The Mirus source code includes custom
SourceTask implementations. The
MirusSourceConnector runs a
KafkaMonitor thread, which monitors the partition metadata from the source and destination Kafka clusters. When changes are detected, it applies the topic white-list, assigns each matching partition to a
SourceTask, and provides the Kafka Connect framework with a set of
MirusSourceTask configuration objects. Kafka Connect then spins up the appropriate task set across the cluster, and replication begins. Each
MirusSourceTask instance runs an independent
KafkaProducer client pair, so we naturally support the “push” use case with multiple producer instances running in a single Worker process for improved throughput. To better understand how Mirus distributes work across a cluster of machines please see the Kafka Connect documentation.
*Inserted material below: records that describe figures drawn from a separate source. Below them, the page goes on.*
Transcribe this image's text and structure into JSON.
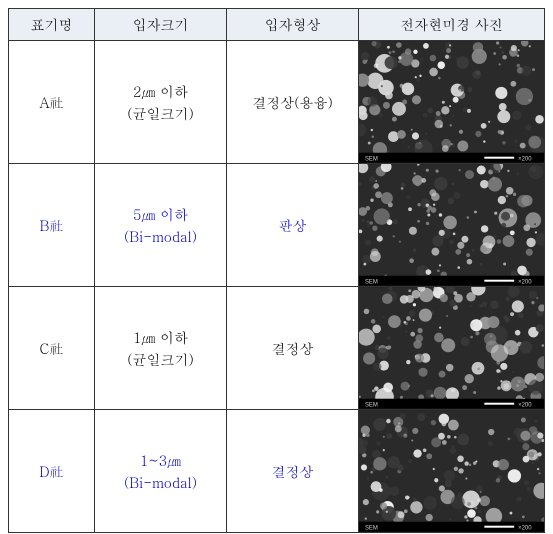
{
  "headers": {
    "label": "표기명",
    "size": "입자크기",
    "shape": "입자형상",
    "image": "전자현미경 사진"
  },
  "rows": [
    {
      "label": "A社",
      "size_line1": "2㎛ 이하",
      "size_line2": "(균일크기)",
      "shape": "결정상(용융)",
      "text_color": "#000000",
      "sem_seed": 1
    },
    {
      "label": "B社",
      "size_line1": "5㎛ 이하",
      "size_line2": "(Bi-modal)",
      "shape": "판상",
      "text_color": "#0000cc",
      "sem_seed": 2
    },
    {
      "label": "C社",
      "size_line1": "1㎛ 이하",
      "size_line2": "(균일크기)",
      "shape": "결정상",
      "text_color": "#000000",
      "sem_seed": 3
    },
    {
      "label": "D社",
      "size_line1": "1~3㎛",
      "size_line2": "(Bi-modal)",
      "shape": "결정상",
      "text_color": "#0000cc",
      "sem_seed": 4
    }
  ],
  "sem_palette": {
    "bg": "#2a2a2a",
    "dark": "#3a3a3a",
    "mid": "#8a8a8a",
    "light": "#d8d8d8",
    "hilite": "#f2f2f2"
  }
}
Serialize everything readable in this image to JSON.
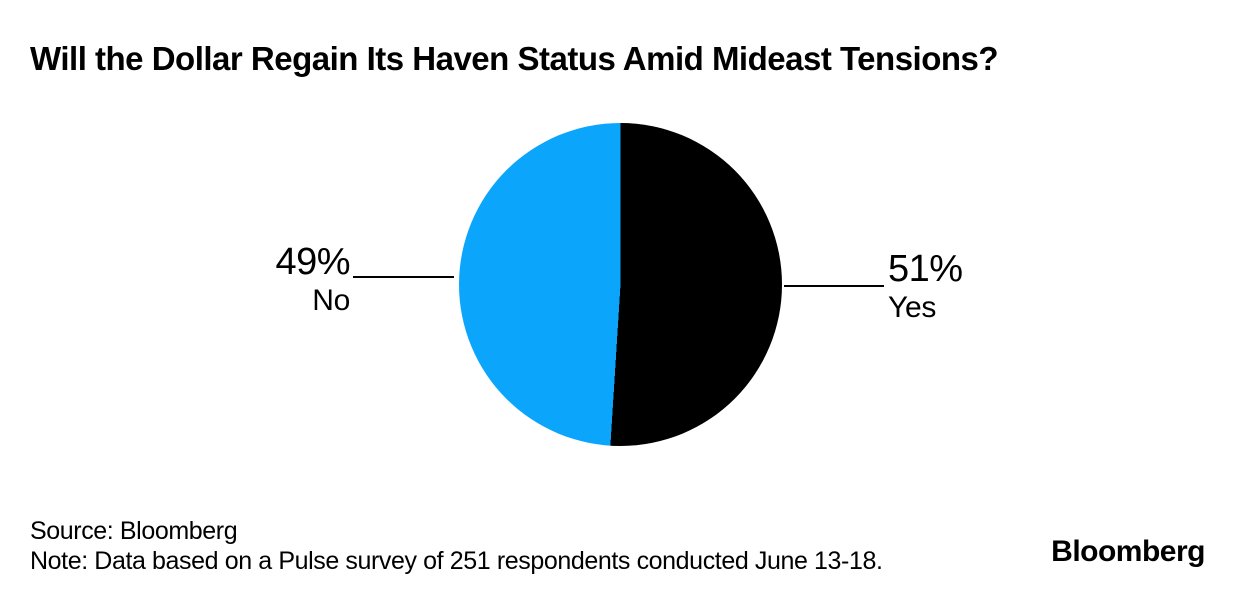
{
  "chart_data": {
    "type": "pie",
    "title": "Will the Dollar Regain Its Haven Status Amid Mideast Tensions?",
    "start_angle_deg": 0,
    "direction": "clockwise",
    "legend": "none",
    "label_style": "callout-lines",
    "slices": [
      {
        "label": "Yes",
        "value": 51,
        "pct_label": "51%",
        "color": "#000000",
        "label_side": "right"
      },
      {
        "label": "No",
        "value": 49,
        "pct_label": "49%",
        "color": "#0BA6FB",
        "label_side": "left"
      }
    ]
  },
  "footer": {
    "source": "Source: Bloomberg",
    "note": "Note: Data based on a Pulse survey of 251 respondents conducted June 13-18.",
    "brand": "Bloomberg"
  },
  "colors": {
    "background": "#FFFFFF",
    "text": "#000000",
    "slice_yes": "#000000",
    "slice_no": "#0BA6FB",
    "callout_line": "#000000"
  }
}
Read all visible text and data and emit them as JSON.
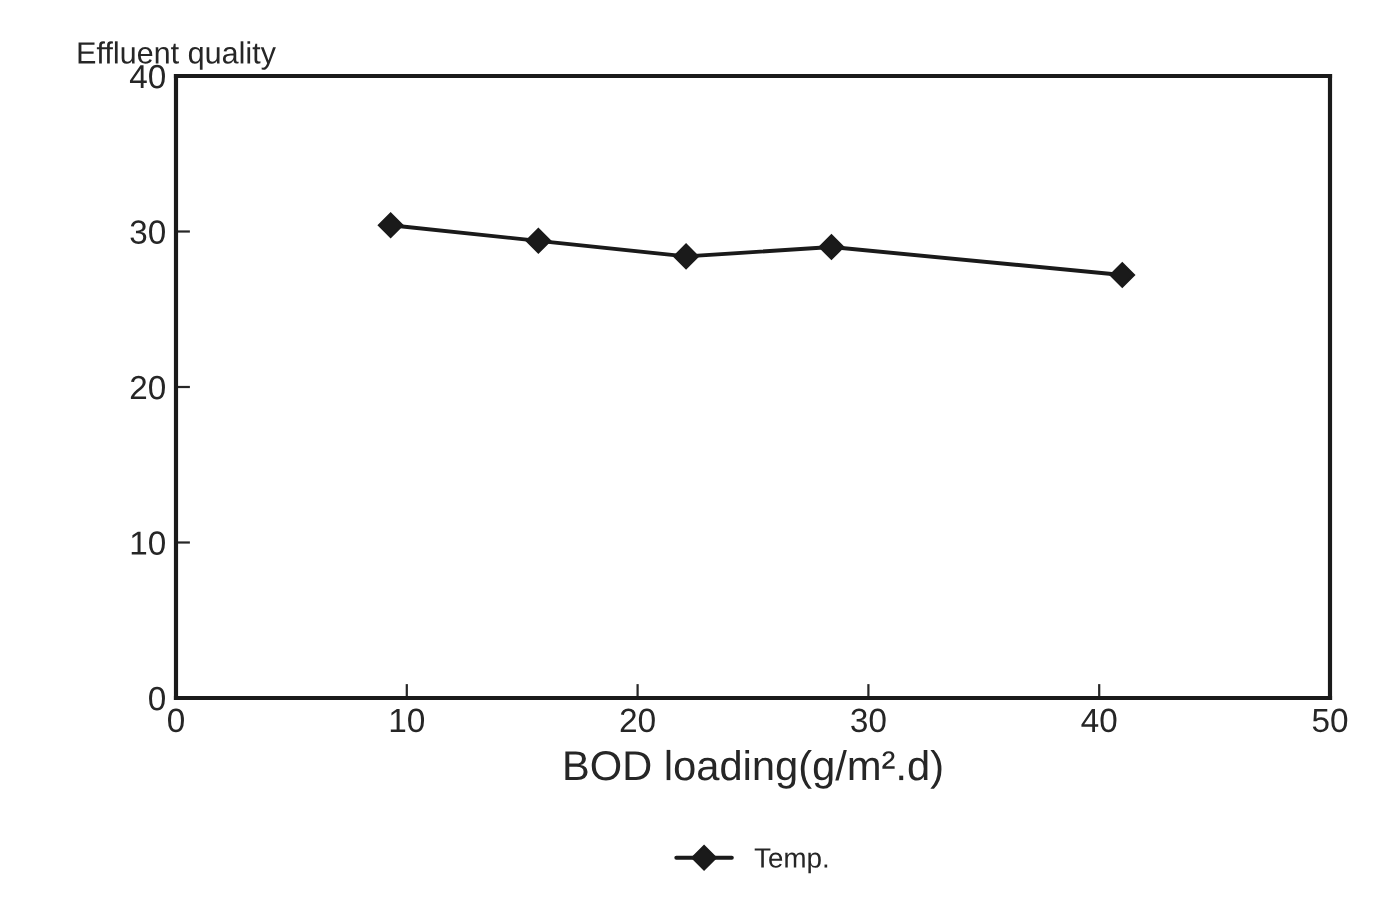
{
  "chart_data": {
    "type": "line",
    "ylabel": "Effluent quality",
    "xlabel": "BOD loading(g/m².d)",
    "series": [
      {
        "name": "Temp.",
        "color": "#1a1a1a",
        "x": [
          9.3,
          15.7,
          22.1,
          28.4,
          41.0
        ],
        "values": [
          30.4,
          29.4,
          28.4,
          29.0,
          27.2
        ]
      }
    ],
    "xlim": [
      0,
      50
    ],
    "xticks": [
      0,
      10,
      20,
      30,
      40,
      50
    ],
    "ylim": [
      0,
      40
    ],
    "yticks": [
      0,
      10,
      20,
      30,
      40
    ],
    "grid": false,
    "legend": "bottom",
    "marker": "diamond",
    "line_style": "solid"
  }
}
The diagram below shows a single Kafka Connect worker using the
MirusSourceConnector to replicate topic “A”, containing two partitions. The source connector is created by submitting a configuration object to the Kafka Connect configuration API. Since the topic currently exists in both the source and the destination cluster, the Kafka Monitor thread submits two Source Task configuration objects to the Kafka Connect Herder: one for each partition. The Worker then starts two independent
MirusSourceTask instances and replication begins.
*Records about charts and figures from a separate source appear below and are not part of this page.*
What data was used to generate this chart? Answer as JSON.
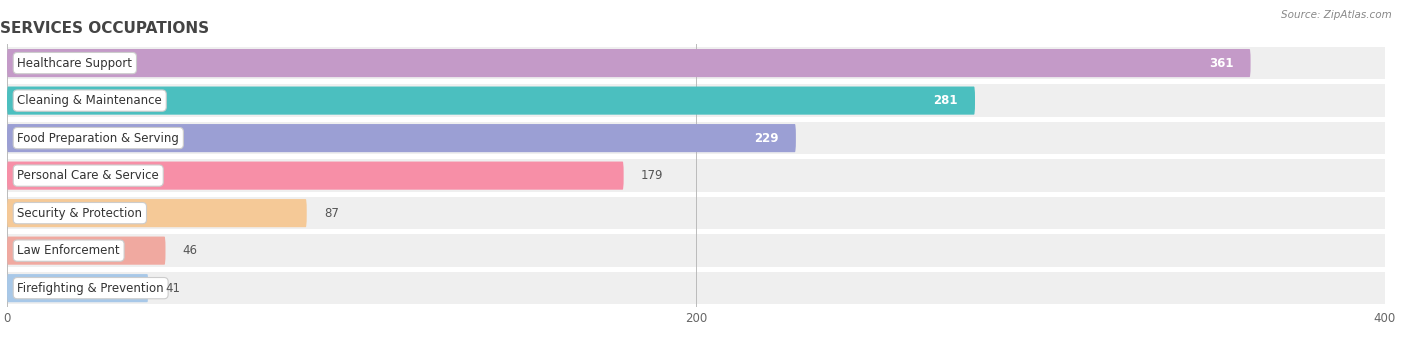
{
  "title": "SERVICES OCCUPATIONS",
  "source_text": "Source: ZipAtlas.com",
  "categories": [
    "Healthcare Support",
    "Cleaning & Maintenance",
    "Food Preparation & Serving",
    "Personal Care & Service",
    "Security & Protection",
    "Law Enforcement",
    "Firefighting & Prevention"
  ],
  "values": [
    361,
    281,
    229,
    179,
    87,
    46,
    41
  ],
  "bar_colors": [
    "#c49ac8",
    "#4bbfbf",
    "#9b9fd4",
    "#f78fa7",
    "#f5c997",
    "#f0a9a0",
    "#a8c8e8"
  ],
  "xlim": [
    0,
    400
  ],
  "xticks": [
    0,
    200,
    400
  ],
  "title_fontsize": 11,
  "label_fontsize": 8.5,
  "value_fontsize": 8.5,
  "background_color": "#ffffff",
  "bar_height": 0.75,
  "row_bg_color": "#efefef",
  "row_sep_color": "#ffffff"
}
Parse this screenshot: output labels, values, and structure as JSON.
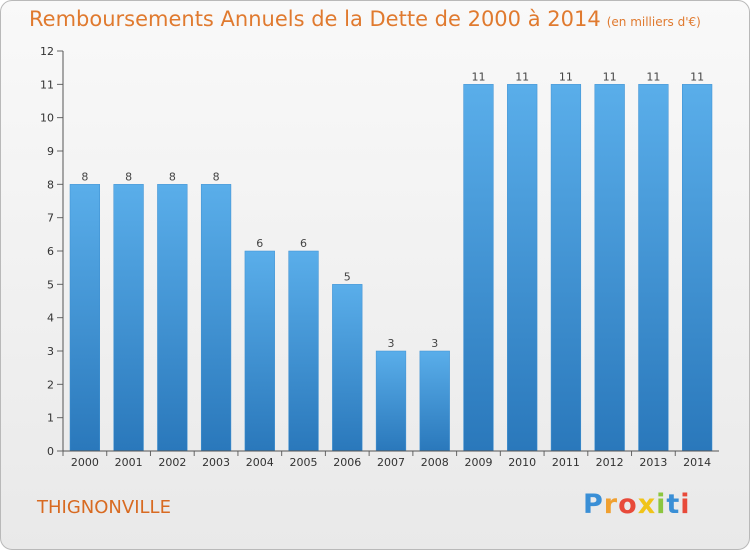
{
  "header": {
    "title": "Remboursements Annuels de la Dette de 2000 à 2014",
    "unit": "(en milliers d'€)"
  },
  "footer": {
    "city": "THIGNONVILLE",
    "logo": [
      "P",
      "r",
      "o",
      "x",
      "i",
      "t",
      "i"
    ]
  },
  "chart_data": {
    "type": "bar",
    "title": "Remboursements Annuels de la Dette de 2000 à 2014",
    "subtitle": "(en milliers d'€)",
    "xlabel": "",
    "ylabel": "",
    "categories": [
      "2000",
      "2001",
      "2002",
      "2003",
      "2004",
      "2005",
      "2006",
      "2007",
      "2008",
      "2009",
      "2010",
      "2011",
      "2012",
      "2013",
      "2014"
    ],
    "values": [
      8,
      8,
      8,
      8,
      6,
      6,
      5,
      3,
      3,
      11,
      11,
      11,
      11,
      11,
      11
    ],
    "ylim": [
      0,
      12
    ],
    "yticks": [
      0,
      1,
      2,
      3,
      4,
      5,
      6,
      7,
      8,
      9,
      10,
      11,
      12
    ],
    "grid": false,
    "bar_color": "#3c8fd1"
  }
}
To start replicating data from an additional source cluster, we simply need to submit an additional
MirusSourceConnector configuration object to the configuration API.
The Mirus README includes Quick Start instructions, and is available here: https://github.com/salesforce/mirus
While Mirus offers a custom entry point for convenience, it can also run within a standard Kafka Connect cluster. It shares all configuration options with Kafka Connect, and adds a few of its own. Since Mirus uses standard Kafka Consumer and Producer objects, the art of tuning Mirus for performance shares a lot with Mirror Maker tuning. For guidance on tuning Mirror Maker or Mirus I recommend reading our blog post: Mirror Maker Performance Tuning — Tuning Kafka for Cross Data Center Replication.
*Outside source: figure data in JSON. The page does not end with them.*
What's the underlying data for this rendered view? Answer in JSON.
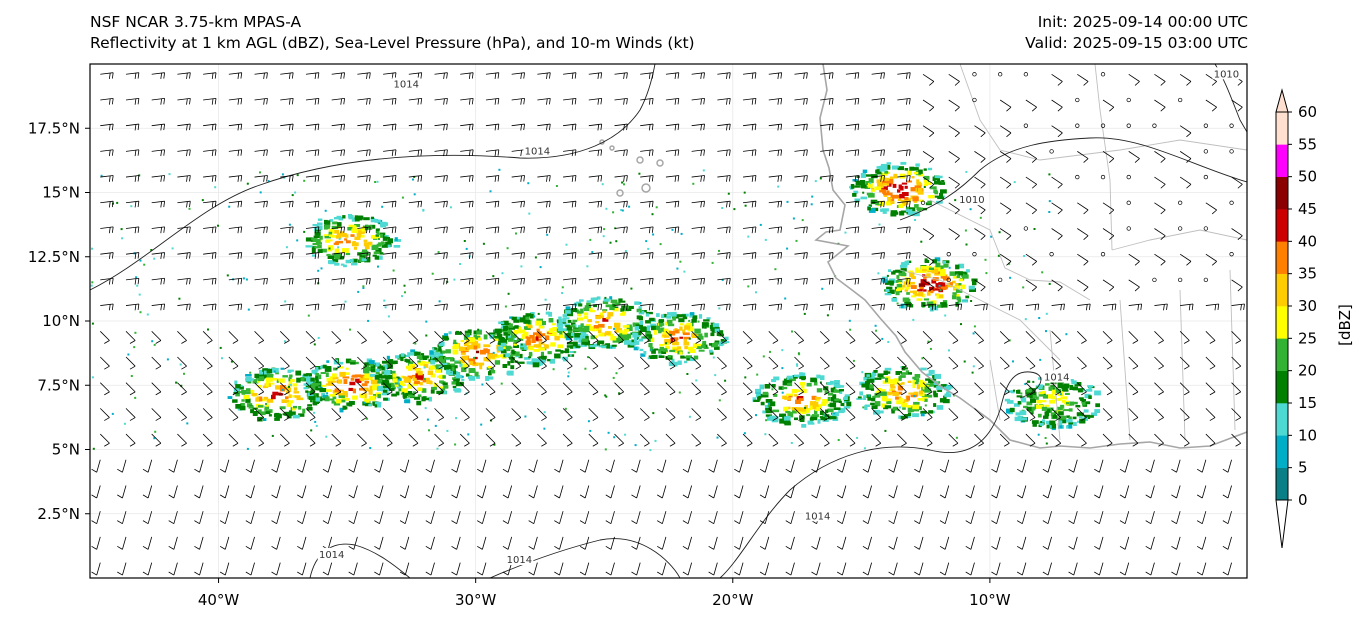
{
  "header": {
    "model": "NSF NCAR 3.75-km MPAS-A",
    "fields": "Reflectivity at 1 km AGL (dBZ), Sea-Level Pressure (hPa), and 10-m Winds (kt)",
    "init": "Init: 2025-09-14 00:00 UTC",
    "valid": "Valid: 2025-09-15 03:00 UTC"
  },
  "map": {
    "lon_range": [
      -45,
      0
    ],
    "lat_range": [
      0,
      20
    ],
    "x_ticks": [
      {
        "lon": -40,
        "label": "40°W"
      },
      {
        "lon": -30,
        "label": "30°W"
      },
      {
        "lon": -20,
        "label": "20°W"
      },
      {
        "lon": -10,
        "label": "10°W"
      }
    ],
    "y_ticks": [
      {
        "lat": 17.5,
        "label": "17.5°N"
      },
      {
        "lat": 15,
        "label": "15°N"
      },
      {
        "lat": 12.5,
        "label": "12.5°N"
      },
      {
        "lat": 10,
        "label": "10°N"
      },
      {
        "lat": 7.5,
        "label": "7.5°N"
      },
      {
        "lat": 5,
        "label": "5°N"
      },
      {
        "lat": 2.5,
        "label": "2.5°N"
      }
    ],
    "isobar_labels": [
      {
        "text": "1014",
        "lon": -27.6,
        "lat": 16.6
      },
      {
        "text": "1014",
        "lon": -32.7,
        "lat": 19.2
      },
      {
        "text": "1010",
        "lon": -10.7,
        "lat": 14.7
      },
      {
        "text": "1010",
        "lon": -0.8,
        "lat": 19.6
      },
      {
        "text": "1014",
        "lon": -7.4,
        "lat": 7.8
      },
      {
        "text": "1014",
        "lon": -16.7,
        "lat": 2.4
      },
      {
        "text": "1014",
        "lon": -35.6,
        "lat": 0.9
      },
      {
        "text": "1014",
        "lon": -28.3,
        "lat": 0.7
      }
    ],
    "reflectivity_clusters": [
      {
        "lon": -37.8,
        "lat": 7.2,
        "max_dbz": 45
      },
      {
        "lon": -34.9,
        "lat": 7.6,
        "max_dbz": 45
      },
      {
        "lon": -32.3,
        "lat": 7.9,
        "max_dbz": 40
      },
      {
        "lon": -30.0,
        "lat": 8.8,
        "max_dbz": 45
      },
      {
        "lon": -27.6,
        "lat": 9.4,
        "max_dbz": 40
      },
      {
        "lon": -25.0,
        "lat": 10.0,
        "max_dbz": 40
      },
      {
        "lon": -22.2,
        "lat": 9.4,
        "max_dbz": 40
      },
      {
        "lon": -35.0,
        "lat": 13.2,
        "max_dbz": 40
      },
      {
        "lon": -17.4,
        "lat": 7.0,
        "max_dbz": 40
      },
      {
        "lon": -13.5,
        "lat": 7.3,
        "max_dbz": 40
      },
      {
        "lon": -13.6,
        "lat": 15.2,
        "max_dbz": 50
      },
      {
        "lon": -12.4,
        "lat": 11.5,
        "max_dbz": 50
      },
      {
        "lon": -7.6,
        "lat": 6.9,
        "max_dbz": 30
      }
    ]
  },
  "colorbar": {
    "label": "[dBZ]",
    "levels": [
      0,
      5,
      10,
      15,
      20,
      25,
      30,
      35,
      40,
      45,
      50,
      55,
      60
    ],
    "colors": [
      "#ffffff",
      "#0a7f86",
      "#00aec8",
      "#4fd9d3",
      "#008000",
      "#33b333",
      "#ffff00",
      "#ffcc00",
      "#ff8000",
      "#cc0000",
      "#8b0000",
      "#ff00ff",
      "#ffe0d0"
    ]
  }
}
Mirus completely replaced Mirror Maker across all production data-centers at Salesforce in April 2018. Since then our data volumes have continued to grow. We plan to continue adding new functionality to Mirus. Potential new features include:
- Dynamic topic creation and resizing of source or destination topics
- Support for compression pass-though, to avoid the cost of expanding and recompressing messages
We are pleased to be able to contribute Mirus to the open-source community, and look forward to collaborating with outside contributors!